Due to plan changes I decided a visit to the Discovery Centre at Stockwood in Luton would be worth a visit; and so it proved. I was able to move in close on bees going about their business of pollinating. I was watching one bee in particular, and I was convinced by what I saw that he was becoming intoxicated, because he came out from within the flower head really dozily, and landed on a nearby leaf where he would wander somewhat and also try to clear some of the pollen from the top of its head, then return to the same flower for more of the same!

Elsewhere the Echinops were a favoured flower of the bees, and again the bees would seem to stay longer on the same flower, likewise the giant thistle heads, giving me half a chance to capture the bees in flight.

These gardens hold a wide variety of species in a limitless range of colours, that are laid out in a manner that invites the visitor to wander, and the peace of this place is only shattered when the numerous aircraft fly low into Luton Airport, as this is the busiest UK holiday flight period.
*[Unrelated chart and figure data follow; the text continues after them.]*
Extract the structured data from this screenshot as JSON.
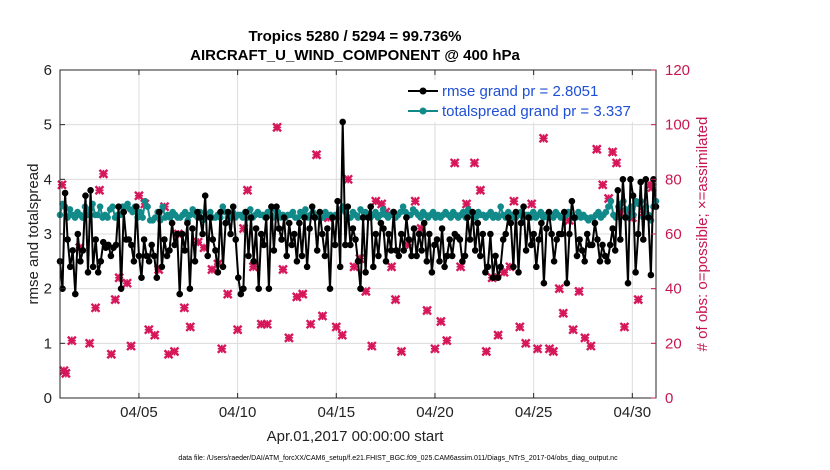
{
  "chart_data": {
    "type": "line",
    "title": "Tropics 5280 / 5294 = 99.736%",
    "subtitle": "AIRCRAFT_U_WIND_COMPONENT @ 400 hPa",
    "xlabel": "Apr.01,2017 00:00:00 start",
    "ylabel": "rmse and totalspread",
    "ylabel_right": "# of obs: o=possible; ×=assimilated",
    "xlim": [
      1.0,
      31.2
    ],
    "ylim": [
      0,
      6
    ],
    "ylim_right": [
      0,
      120
    ],
    "x_ticks": [
      5,
      10,
      15,
      20,
      25,
      30
    ],
    "x_tick_labels": [
      "04/05",
      "04/10",
      "04/15",
      "04/20",
      "04/25",
      "04/30"
    ],
    "y_ticks": [
      0,
      1,
      2,
      3,
      4,
      5,
      6
    ],
    "y_ticks_right": [
      0,
      20,
      40,
      60,
      80,
      100,
      120
    ],
    "footnote": "data file: /Users/raeder/DAI/ATM_forcXX/CAM6_setup/f.e21.FHIST_BGC.f09_025.CAM6assim.011/Diags_NTrS_2017-04/obs_diag_output.nc",
    "colors": {
      "rmse": "#000000",
      "spread": "#128a8a",
      "obs": "#d6175a",
      "legend_text": "#1f4fd6"
    },
    "series": [
      {
        "name": "rmse grand pr = 2.8051",
        "axis": "left",
        "values": [
          2.5,
          2.0,
          3.75,
          2.9,
          2.4,
          2.7,
          1.9,
          3.0,
          2.5,
          2.7,
          3.7,
          2.3,
          3.8,
          2.4,
          2.9,
          2.3,
          2.5,
          2.85,
          2.75,
          2.8,
          2.6,
          2.75,
          2.8,
          3.5,
          2.0,
          3.4,
          2.9,
          2.9,
          2.8,
          2.5,
          3.5,
          2.6,
          2.2,
          2.9,
          2.6,
          2.5,
          2.8,
          2.6,
          2.2,
          3.4,
          2.4,
          2.9,
          2.6,
          2.7,
          3.2,
          2.8,
          3.0,
          1.9,
          3.0,
          2.7,
          3.2,
          2.0,
          3.1,
          2.5,
          3.4,
          3.3,
          3.0,
          3.7,
          2.6,
          3.3,
          2.9,
          2.7,
          2.3,
          3.4,
          2.4,
          3.2,
          3.4,
          3.0,
          3.5,
          2.9,
          2.2,
          1.9,
          2.0,
          3.4,
          2.6,
          3.3,
          2.5,
          3.1,
          2.0,
          3.0,
          2.8,
          3.3,
          2.0,
          3.5,
          2.7,
          3.5,
          3.1,
          2.9,
          3.3,
          2.6,
          3.2,
          2.8,
          3.0,
          2.5,
          3.2,
          2.6,
          3.3,
          2.4,
          3.1,
          3.5,
          3.3,
          2.7,
          3.4,
          3.0,
          2.6,
          3.1,
          2.0,
          3.3,
          2.8,
          3.6,
          2.4,
          5.05,
          2.8,
          3.5,
          2.8,
          3.1,
          2.9,
          2.5,
          2.0,
          3.3,
          2.3,
          3.3,
          3.5,
          2.4,
          3.0,
          2.6,
          3.2,
          3.1,
          2.5,
          3.0,
          2.7,
          3.4,
          2.7,
          2.6,
          3.0,
          2.7,
          3.3,
          2.9,
          2.6,
          3.1,
          2.6,
          3.0,
          2.7,
          3.2,
          2.5,
          3.0,
          2.3,
          2.8,
          2.9,
          2.5,
          3.1,
          2.4,
          2.6,
          2.9,
          2.6,
          3.0,
          2.95,
          2.9,
          2.5,
          2.6,
          3.3,
          2.9,
          3.4,
          2.7,
          3.2,
          2.6,
          3.0,
          2.3,
          2.4,
          3.0,
          2.2,
          2.6,
          2.2,
          2.4,
          2.9,
          3.0,
          3.3,
          3.2,
          2.4,
          3.4,
          2.3,
          3.2,
          3.5,
          2.7,
          3.3,
          2.8,
          3.0,
          2.4,
          2.9,
          3.2,
          2.1,
          3.1,
          3.4,
          3.0,
          2.5,
          2.9,
          3.0,
          3.0,
          3.4,
          2.1,
          3.0,
          3.6,
          3.3,
          2.6,
          2.9,
          2.7,
          2.5,
          3.0,
          2.8,
          2.8,
          3.2,
          2.9,
          2.5,
          2.8,
          2.6,
          2.5,
          2.8,
          3.1,
          2.7,
          3.8,
          2.9,
          4.0,
          3.3,
          2.1,
          4.0,
          3.7,
          2.3,
          3.0,
          3.95,
          2.9,
          4.0,
          3.3,
          2.25,
          4.0,
          3.5
        ]
      },
      {
        "name": "totalspread grand pr = 3.337",
        "axis": "left",
        "values": [
          3.35,
          3.55,
          3.5,
          3.3,
          3.45,
          3.35,
          3.3,
          3.4,
          3.35,
          3.3,
          3.5,
          3.35,
          3.45,
          3.55,
          3.35,
          3.35,
          3.5,
          3.3,
          3.35,
          3.3,
          3.45,
          3.5,
          3.3,
          3.35,
          3.35,
          3.5,
          3.5,
          3.55,
          3.45,
          3.4,
          3.5,
          3.3,
          3.4,
          3.3,
          3.6,
          3.5,
          3.25,
          3.25,
          3.3,
          3.4,
          3.25,
          3.5,
          3.3,
          3.35,
          3.3,
          3.4,
          3.35,
          3.3,
          3.3,
          3.35,
          3.4,
          3.25,
          3.35,
          3.45,
          3.35,
          3.3,
          3.4,
          3.25,
          3.3,
          3.35,
          3.4,
          3.3,
          3.3,
          3.35,
          3.3,
          3.5,
          3.4,
          3.3,
          3.3,
          3.4,
          3.3,
          3.35,
          3.35,
          3.3,
          3.4,
          3.3,
          3.45,
          3.3,
          3.35,
          3.4,
          3.35,
          3.35,
          3.3,
          3.4,
          3.35,
          3.3,
          3.45,
          3.4,
          3.3,
          3.35,
          3.3,
          3.35,
          3.35,
          3.4,
          3.3,
          3.3,
          3.4,
          3.35,
          3.45,
          3.3,
          3.35,
          3.4,
          3.3,
          3.35,
          3.3,
          3.3,
          3.4,
          3.35,
          3.35,
          3.3,
          3.35,
          3.3,
          3.45,
          3.5,
          3.4,
          3.3,
          3.3,
          3.4,
          3.35,
          3.3,
          3.45,
          3.3,
          3.4,
          3.35,
          3.3,
          3.35,
          3.4,
          3.3,
          3.35,
          3.45,
          3.35,
          3.3,
          3.35,
          3.4,
          3.3,
          3.35,
          3.4,
          3.5,
          3.4,
          3.35,
          3.35,
          3.45,
          3.4,
          3.35,
          3.3,
          3.4,
          3.35,
          3.3,
          3.35,
          3.4,
          3.3,
          3.35,
          3.3,
          3.35,
          3.4,
          3.35,
          3.3,
          3.4,
          3.35,
          3.3,
          3.35,
          3.4,
          3.3,
          3.45,
          3.35,
          3.35,
          3.3,
          3.4,
          3.35,
          3.35,
          3.3,
          3.35,
          3.4,
          3.3,
          3.35,
          3.3,
          3.5,
          3.35,
          3.3,
          3.4,
          3.35,
          3.3,
          3.3,
          3.35,
          3.4,
          3.3,
          3.35,
          3.35,
          3.3,
          3.4,
          3.3,
          3.35,
          3.4,
          3.3,
          3.35,
          3.3,
          3.35,
          3.3,
          3.4,
          3.35,
          3.3,
          3.3,
          3.35,
          3.4,
          3.35,
          3.3,
          3.3,
          3.4,
          3.3,
          3.35,
          3.3,
          3.25,
          3.3,
          3.3,
          3.35,
          3.4,
          3.3,
          3.35,
          3.4,
          3.5,
          3.6,
          3.35,
          3.3,
          3.5,
          3.55,
          3.6,
          3.45,
          3.3,
          3.5,
          3.35,
          3.6,
          3.55,
          3.6,
          3.3,
          3.5,
          3.35,
          3.25,
          3.5,
          3.6
        ]
      },
      {
        "name": "obs possible / assimilated",
        "axis": "right",
        "marker": "x",
        "points": [
          [
            1.1,
            78
          ],
          [
            1.2,
            10
          ],
          [
            1.3,
            9
          ],
          [
            1.6,
            21
          ],
          [
            2.0,
            55
          ],
          [
            2.5,
            20
          ],
          [
            2.8,
            33
          ],
          [
            3.0,
            76
          ],
          [
            3.2,
            82
          ],
          [
            3.6,
            16
          ],
          [
            3.8,
            36
          ],
          [
            4.0,
            44
          ],
          [
            4.4,
            42
          ],
          [
            4.6,
            19
          ],
          [
            5.0,
            74
          ],
          [
            5.3,
            71
          ],
          [
            5.5,
            25
          ],
          [
            5.8,
            23
          ],
          [
            6.0,
            47
          ],
          [
            6.3,
            70
          ],
          [
            6.5,
            16
          ],
          [
            6.8,
            17
          ],
          [
            7.0,
            60
          ],
          [
            7.3,
            33
          ],
          [
            7.6,
            26
          ],
          [
            8.0,
            57
          ],
          [
            8.3,
            55
          ],
          [
            8.7,
            47
          ],
          [
            9.0,
            49
          ],
          [
            9.2,
            18
          ],
          [
            9.5,
            38
          ],
          [
            10.0,
            25
          ],
          [
            10.3,
            62
          ],
          [
            10.5,
            76
          ],
          [
            10.8,
            48
          ],
          [
            11.2,
            27
          ],
          [
            11.5,
            27
          ],
          [
            12.0,
            99
          ],
          [
            12.3,
            47
          ],
          [
            12.6,
            22
          ],
          [
            13.0,
            37
          ],
          [
            13.3,
            38
          ],
          [
            13.7,
            27
          ],
          [
            14.0,
            89
          ],
          [
            14.3,
            30
          ],
          [
            14.6,
            66
          ],
          [
            15.0,
            26
          ],
          [
            15.3,
            23
          ],
          [
            15.6,
            80
          ],
          [
            15.9,
            48
          ],
          [
            16.2,
            51
          ],
          [
            16.5,
            39
          ],
          [
            16.8,
            19
          ],
          [
            17.0,
            72
          ],
          [
            17.3,
            71
          ],
          [
            17.5,
            68
          ],
          [
            17.8,
            48
          ],
          [
            18.0,
            36
          ],
          [
            18.3,
            17
          ],
          [
            18.6,
            56
          ],
          [
            19.0,
            72
          ],
          [
            19.3,
            62
          ],
          [
            19.6,
            32
          ],
          [
            20.0,
            18
          ],
          [
            20.3,
            28
          ],
          [
            20.6,
            21
          ],
          [
            21.0,
            86
          ],
          [
            21.3,
            48
          ],
          [
            21.6,
            71
          ],
          [
            22.0,
            86
          ],
          [
            22.3,
            76
          ],
          [
            22.6,
            17
          ],
          [
            22.9,
            44
          ],
          [
            23.2,
            23
          ],
          [
            23.5,
            46
          ],
          [
            23.8,
            48
          ],
          [
            24.0,
            72
          ],
          [
            24.3,
            26
          ],
          [
            24.6,
            20
          ],
          [
            24.9,
            71
          ],
          [
            25.2,
            18
          ],
          [
            25.5,
            95
          ],
          [
            25.8,
            18
          ],
          [
            26.0,
            17
          ],
          [
            26.3,
            40
          ],
          [
            26.5,
            31
          ],
          [
            26.8,
            65
          ],
          [
            27.0,
            25
          ],
          [
            27.3,
            39
          ],
          [
            27.6,
            22
          ],
          [
            27.9,
            19
          ],
          [
            28.2,
            91
          ],
          [
            28.5,
            78
          ],
          [
            28.8,
            73
          ],
          [
            29.0,
            90
          ],
          [
            29.2,
            86
          ],
          [
            29.4,
            68
          ],
          [
            29.6,
            26
          ],
          [
            29.8,
            67
          ],
          [
            30.0,
            66
          ],
          [
            30.3,
            36
          ],
          [
            30.6,
            68
          ],
          [
            30.9,
            78
          ],
          [
            31.0,
            77
          ]
        ]
      }
    ]
  }
}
When each has passed, the sounds of chattering children reasserts itself, and if you are close to the flowers, the hum of insects takes over again.

I also got a chance to visit the greenhouses, and when I came back out I was dripping and grateful to feel the warm dry breeze waft across my shirt, but no pain, no gain, and I had been able to get shots of grapes and a ripening lemon and also an abandoned nest with a single egg. Outside a white butterfly was also less flittery and would land briefly several times leaving me just about enough to time to capture a shot. Luton should be justly proud of this wonderful free amenity and it is always worth a visit.

Monday, 15 August 2016

Thurlow Nunn Milton Keynes, Welcome Quality Architecture

I recently bought a secondhand car from Thurlow Nunn, Milton Keynes, and am pleased with my purchase and the service I received, but more than anything else it was the architecture of their Showroom that appealed to my senses as a photographer, and whilst collecting a replaced key for the vehicle, decided it was worth asking the management there if I might take some photos. David Hyde their Sales Manager was happy to oblige.

So I went back and collected my camera gear and returned to see what I could record to allow others to see what had appealed to me, I also needed to test the latest version of CamRanger, so brought along my iPad and set it up at Reception so that the receptionist could get an idea of what I was shooting (and anyone else who might be concerned) it performed flawlessly as I moved around both at ground level and up on the balcony where some of the new cars are displayed.

By the time I had finished I was bathed in perspiration, because at one stage I moved one of the very heavy display stands that gives the specifications of the vehicle  it is alongside, and yes, I put it carefully back where it had been! I took some shots that were duplicated and some that were intended to be brackets for an HDR, but they failed, so forty usable shots from sixty shot might have seemed a poor success rate, but I was keen to get as good verticals as possible, and in some instances my exposure was off, so forty makes a nice 8x5 grid in the gallery.

It is a handsome and flexible workspace as I had witnessed at the promotional day where I succumbed to the buying of my car, and I hope I have captured this in the shots taken this afternoon, and I can but hope that something may come my way to warrant the effort I have put in. Thurlow Nunn hopefully will at least point to the gallery when suggesting  what a visitor to the showroom would be seeing on arrival.